Algeria tra autunni e primavere

 

 

 

 

 

 

 

 

Karim Metref (2019). Algeria tra autunni e primavere. Capire quello che succede oggi con le storie di 10 eventi e 10 personaggi. Firenze: Multimage.

Dal febbraio 2019 tutti i venerdì milioni di persone scendono in piazza in Algeria per manifestare. Non solo. In Francia tutte le domeniche migliaia di algerini si radunano a Place de la République per manifestare (per inciso le manifestazioni in Francia hanno anche la doppia valenza di segnalare ai colonizzatori dell’Esagono di non farsi venire in mente strane idee) e molti prendono l’aereo nel week end per partecipare alle manifestazioni ad Algeri per rientrare in Francia la domenica sera. Lo stesso accade in altri paesi europei anche se i numeri sono minori. Non accade solo ad Algeri, come dico spesso Algeri non è l’Algeria e la forza del movimento sta a mio parere proprio nel fatto che la mobilitazione è veramente generale; a est, regione storicamente importante e persino nel profondo sud.
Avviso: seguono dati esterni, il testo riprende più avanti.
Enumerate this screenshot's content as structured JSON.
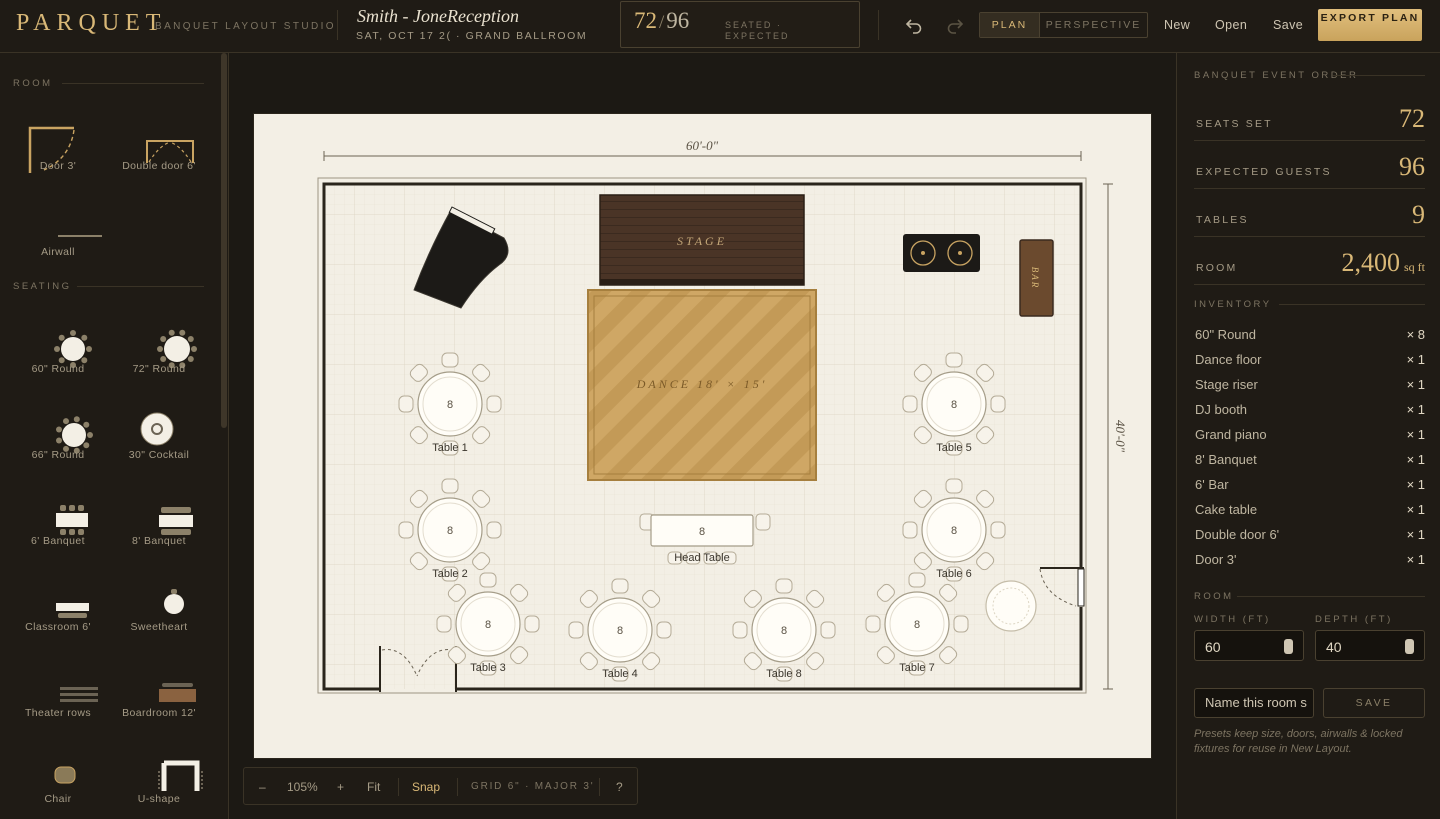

Oggi, a otto mesi dal primo hirak, credo che le algerine e gli algerini abbiano dimostrato a tutto il mondo chi sono (lo so, non sono obiettiva ma non mi importa nemmeno esserlo, l’obiettività non esiste). Eppure il “mondo” non si interessa particolarmente di loro. E già, niente bambini affamati e vestiti di stracci da mostrare, niente cadaveri per le strade. Solo dibattiti condotti dalla società civile. Incredibile: Ma come è possibile se da sempre si sostiene che nei paesi arabi (e in Algeria in particolare scritto su libri nero su bianco) la società civile non esiste?
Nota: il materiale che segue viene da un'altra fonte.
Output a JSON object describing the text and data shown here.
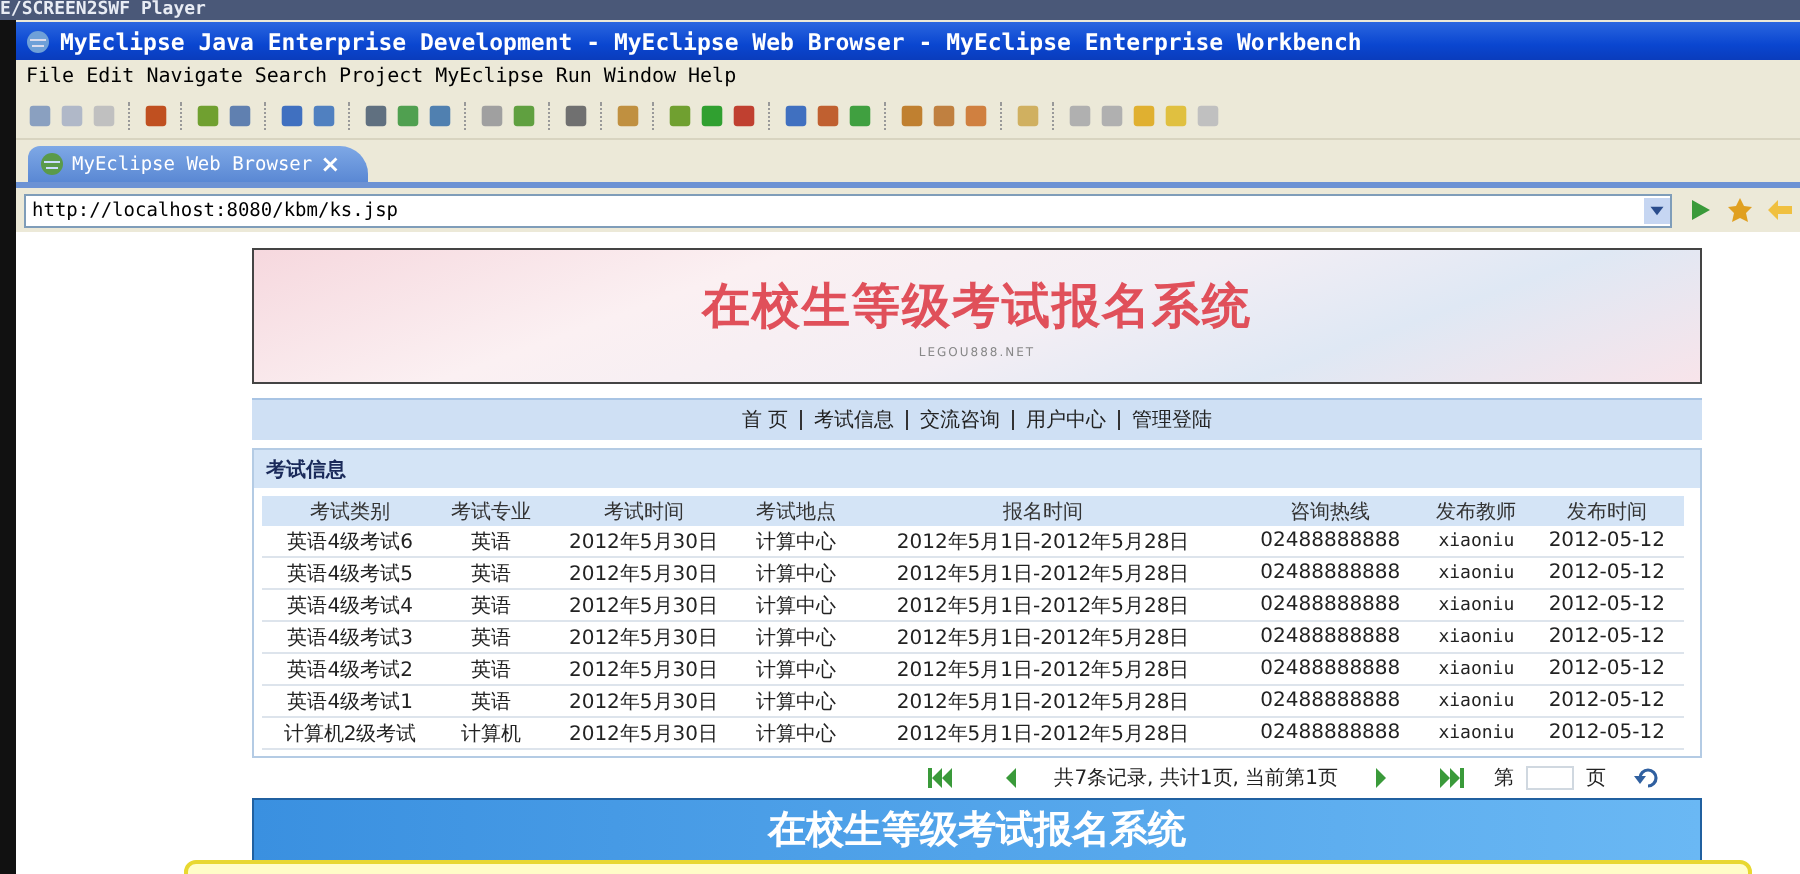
{
  "player_bar": {
    "title": "E/SCREEN2SWF Player"
  },
  "window": {
    "title": "MyEclipse Java Enterprise Development - MyEclipse Web Browser - MyEclipse Enterprise Workbench"
  },
  "menu": [
    "File",
    "Edit",
    "Navigate",
    "Search",
    "Project",
    "MyEclipse",
    "Run",
    "Window",
    "Help"
  ],
  "editor_tab": {
    "label": "MyEclipse Web Browser",
    "close": "×"
  },
  "address_bar": {
    "value": "http://localhost:8080/kbm/ks.jsp"
  },
  "banner": {
    "title": "在校生等级考试报名系统",
    "subtitle": "LEGOU888.NET"
  },
  "nav": [
    "首 页",
    "考试信息",
    "交流咨询",
    "用户中心",
    "管理登陆"
  ],
  "panel": {
    "title": "考试信息"
  },
  "table": {
    "columns": [
      "考试类别",
      "考试专业",
      "考试时间",
      "考试地点",
      "报名时间",
      "咨询热线",
      "发布教师",
      "发布时间"
    ],
    "rows": [
      [
        "英语4级考试6",
        "英语",
        "2012年5月30日",
        "计算中心",
        "2012年5月1日-2012年5月28日",
        "02488888888",
        "xiaoniu",
        "2012-05-12"
      ],
      [
        "英语4级考试5",
        "英语",
        "2012年5月30日",
        "计算中心",
        "2012年5月1日-2012年5月28日",
        "02488888888",
        "xiaoniu",
        "2012-05-12"
      ],
      [
        "英语4级考试4",
        "英语",
        "2012年5月30日",
        "计算中心",
        "2012年5月1日-2012年5月28日",
        "02488888888",
        "xiaoniu",
        "2012-05-12"
      ],
      [
        "英语4级考试3",
        "英语",
        "2012年5月30日",
        "计算中心",
        "2012年5月1日-2012年5月28日",
        "02488888888",
        "xiaoniu",
        "2012-05-12"
      ],
      [
        "英语4级考试2",
        "英语",
        "2012年5月30日",
        "计算中心",
        "2012年5月1日-2012年5月28日",
        "02488888888",
        "xiaoniu",
        "2012-05-12"
      ],
      [
        "英语4级考试1",
        "英语",
        "2012年5月30日",
        "计算中心",
        "2012年5月1日-2012年5月28日",
        "02488888888",
        "xiaoniu",
        "2012-05-12"
      ],
      [
        "计算机2级考试",
        "计算机",
        "2012年5月30日",
        "计算中心",
        "2012年5月1日-2012年5月28日",
        "02488888888",
        "xiaoniu",
        "2012-05-12"
      ]
    ]
  },
  "pager": {
    "summary": "共7条记录, 共计1页, 当前第1页",
    "page_label": "第",
    "page_suffix": "页"
  },
  "footer_banner": {
    "title": "在校生等级考试报名系统"
  }
}
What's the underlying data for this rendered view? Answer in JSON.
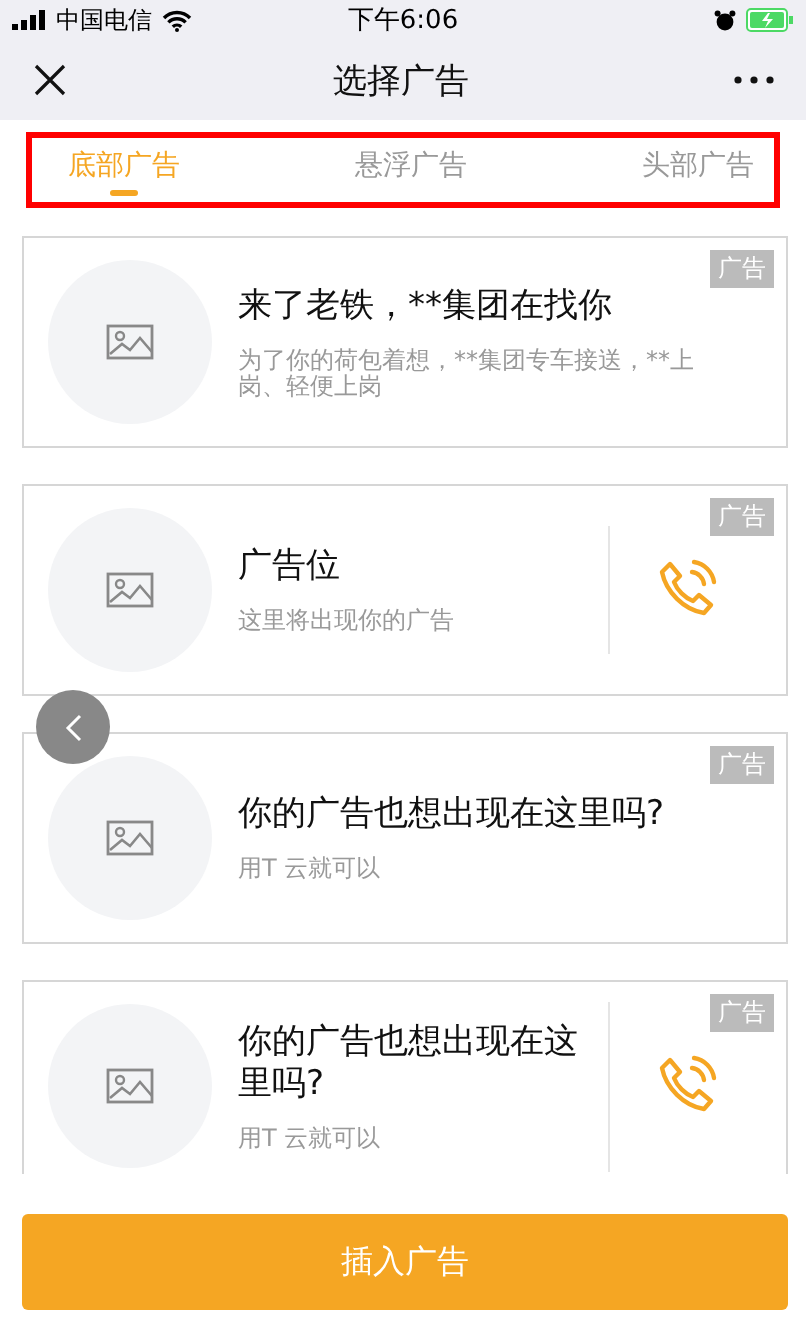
{
  "status_bar": {
    "carrier": "中国电信",
    "time": "下午6:06"
  },
  "nav_bar": {
    "title": "选择广告"
  },
  "tabs": [
    {
      "label": "底部广告",
      "selected": true
    },
    {
      "label": "悬浮广告",
      "selected": false
    },
    {
      "label": "头部广告",
      "selected": false
    }
  ],
  "ads": [
    {
      "kind": "plain",
      "badge": "广告",
      "title": "来了老铁，**集团在找你",
      "subtitle": "为了你的荷包着想，**集团专车接送，**上岗、轻便上岗"
    },
    {
      "kind": "call",
      "badge": "广告",
      "title": "广告位",
      "subtitle": "这里将出现你的广告"
    },
    {
      "kind": "plain",
      "badge": "广告",
      "title": "你的广告也想出现在这里吗?",
      "subtitle": "用T 云就可以"
    },
    {
      "kind": "call",
      "badge": "广告",
      "title": "你的广告也想出现在这里吗?",
      "subtitle": "用T 云就可以"
    }
  ],
  "insert_button": {
    "label": "插入广告"
  }
}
Questa breve premessa per dire che il libro di Karim Metref è forse l’unico testo in lingua italiana che permette a chi desidera saperne di più di farsi un’idea che non è quella degli storici nostalgici del colonialismo. Trattando un tema che è “in progress” – Metref sta già pensando a un aggiornamento – l’autore ha scelto di suddividere il volume in due parti. La prima, ripercorre a ritroso dal 2019 al 1956 dieci avvenimenti fondamentali della storia algerina e la seconda tratteggia la figura di dieci personaggi attivi più o meno nello stesso periodo.

Per capire quanto accade in questi giorni, infatti, è necessario sondarne le cause che risalgono indietro nel tempo, forse proprio perché le algerine e gli algerini non hanno ottenuto lo stato al quale aspiravano dopo l’indipendenza. La resilienza del paese è stata alimentata soprattutto grazie alla memoria che gli algerini e le algerine hanno conservato per resistere e manifestare oggi. Per questo è  necessario capire il dipanarsi degli avvenimenti dal 1962 a oggi.

Consiglio la lettura di questo libro a chi voglia saperne un po’ di più ma anche e soprattutto a chi fa analisi basandosi sul nulla o peggio utilizzando gli stessi schemi per qualunque paese arabo, se non altro per acquisire alcuni dati.